As we get further from the Final Empire, we see these things becoming more of a marker. The Terris work to preserve their cultural heritage, and this distinctiveness highlights other aspects about them, including the dark skin that many of them brought through the end of the world. The next trilogy (1980's era) is planned to star a Terriswoman right now, and she would likely resemble someone ethnically black to many of us on Earth.

sirgog

How far off your impression of Sazed was I in imagining him looking like Teferi from MTG?

Brandon Sanderson

I often give him a Teferi-like-look in my own head, but in actuality his skin tone is probably more akin to someone like Keegan-Michael Key.

Phantine

>While he couldn't change genetics, his work here did make people start to look at things like class and clothing more than accents or racial identifiers.

How did the 'skaa/noble' class genetic tinkering work out, anyway? Did the leadership of every nation just wake up the next morning and find themselves taller, more intelligent, and less fertile?

Brandon Sanderson

Most genetic differences between skaa and noble were exaggerated, even fabricated, by noble culture as justification for their perceived superiority. Height differences due to nutrition, 'intelligence' due to education and societal expectations, fertility due to common factors in urbanization.
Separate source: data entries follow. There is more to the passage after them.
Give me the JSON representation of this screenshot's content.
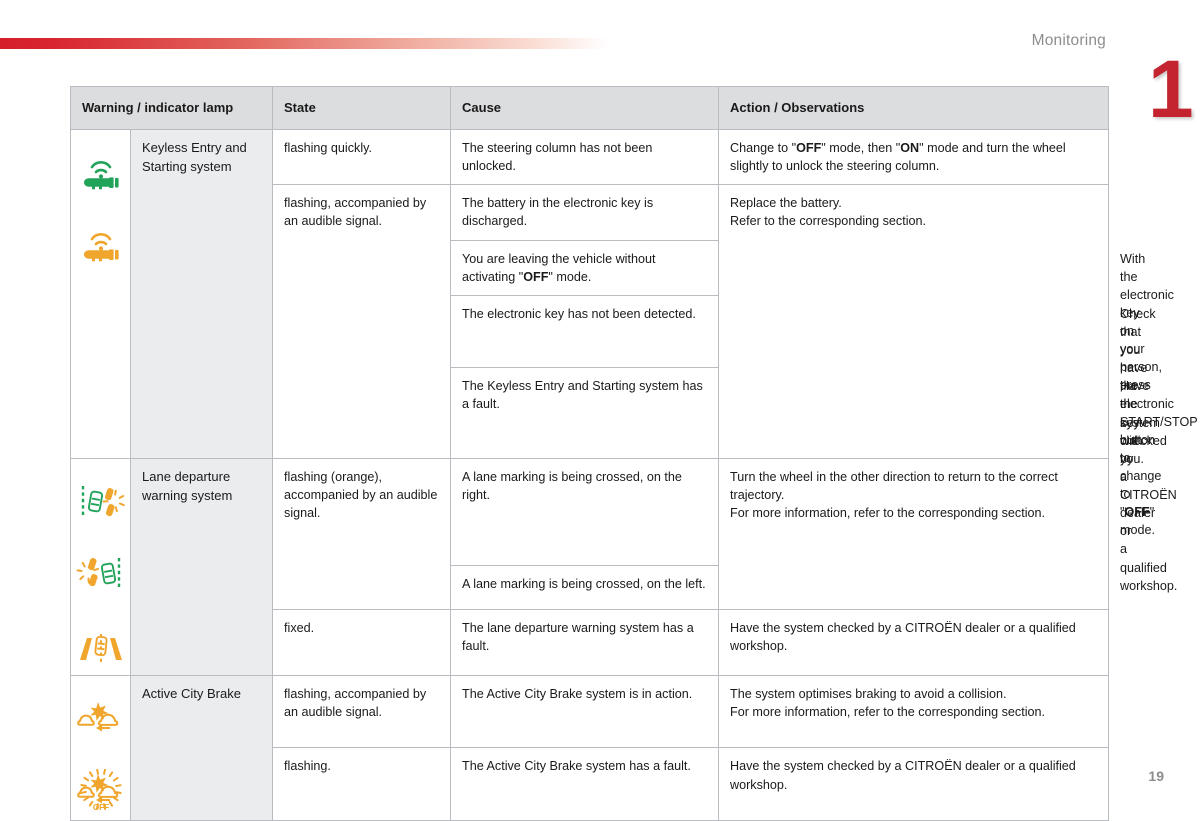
{
  "header": {
    "section_title": "Monitoring",
    "chapter_number": "1",
    "accent_color": "#d5202c",
    "chapter_tab_color": "#c3242f"
  },
  "page_number": "19",
  "table": {
    "columns": [
      "Warning / indicator lamp",
      "State",
      "Cause",
      "Action / Observations"
    ],
    "groups": [
      {
        "system": "Keyless Entry and Starting system",
        "icons": [
          {
            "name": "keyless-key-green-icon",
            "color": "#22a35a",
            "glyph": "key-with-waves"
          },
          {
            "name": "keyless-key-orange-icon",
            "color": "#f0a52c",
            "glyph": "key-with-waves"
          }
        ],
        "states": [
          {
            "state": "flashing quickly.",
            "rows": [
              {
                "cause": "The steering column has not been unlocked.",
                "action_html": "Change to \"<b>OFF</b>\" mode, then \"<b>ON</b>\" mode and turn the wheel slightly to unlock the steering column."
              }
            ]
          },
          {
            "state": "flashing, accompanied by an audible signal.",
            "rows": [
              {
                "cause": "The battery in the electronic key is discharged.",
                "action_html": "Replace the battery.<br>Refer to the corresponding section."
              },
              {
                "cause_html": "You are leaving the vehicle without activating \"<b>OFF</b>\" mode.",
                "action_html": "With the electronic key on your person, press the START/STOP button to change to \"<b>OFF</b>\" mode."
              },
              {
                "cause": "The electronic key has not been detected.",
                "action_html": "Check that you have the electronic key with you."
              },
              {
                "cause": "The Keyless Entry and Starting system has a fault.",
                "action_html": "Have the system checked by a CITROËN dealer or a qualified workshop."
              }
            ]
          }
        ]
      },
      {
        "system": "Lane departure warning system",
        "icons": [
          {
            "name": "lane-departure-right-icon",
            "color": "#f0a52c",
            "glyph": "lane-right"
          },
          {
            "name": "lane-departure-left-icon",
            "color": "#f0a52c",
            "glyph": "lane-left"
          },
          {
            "name": "lane-departure-fault-icon",
            "color": "#f0a52c",
            "glyph": "lane-fixed"
          }
        ],
        "states": [
          {
            "state": "flashing (orange), accompanied by an audible signal.",
            "rows": [
              {
                "cause": "A lane marking is being crossed, on the right.",
                "action_html": "Turn the wheel in the other direction to return to the correct trajectory.<br>For more information, refer to the corresponding section."
              },
              {
                "cause": "A lane marking is being crossed, on the left."
              }
            ]
          },
          {
            "state": "fixed.",
            "rows": [
              {
                "cause": "The lane departure warning system has a fault.",
                "action_html": "Have the system checked by a CITROËN dealer or a qualified workshop."
              }
            ]
          }
        ]
      },
      {
        "system": "Active City Brake",
        "icons": [
          {
            "name": "active-city-brake-icon",
            "color": "#f0a52c",
            "glyph": "collision"
          },
          {
            "name": "active-city-brake-off-icon",
            "color": "#f0a52c",
            "glyph": "collision-off",
            "label": "OFF"
          }
        ],
        "states": [
          {
            "state": "flashing, accompanied by an audible signal.",
            "rows": [
              {
                "cause": "The Active City Brake system is in action.",
                "action_html": "The system optimises braking to avoid a collision.<br>For more information, refer to the corresponding section."
              }
            ]
          },
          {
            "state": "flashing.",
            "rows": [
              {
                "cause": "The Active City Brake system has a fault.",
                "action_html": "Have the system checked by a CITROËN dealer or a qualified workshop."
              }
            ]
          }
        ]
      }
    ]
  }
}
The LR did try some minor tinkering, to be played out over time through genetics, but in the end these changes weren't very successful.

emailanimal

This is actually good to know. I've seen your other responses to similar questions, where the inference was that there was indeed a significant difference.

The main changes were for dealing with the atmosphere, correct? And they were reverted by Sazed/Harmony?

Brandon Sanderson

There were also some general hardiness changes for the skaa and some fertility changes, but as I said, by the time of the books those were basically gone. And yes, Sazed reverted the ones designed to help survival in the ash.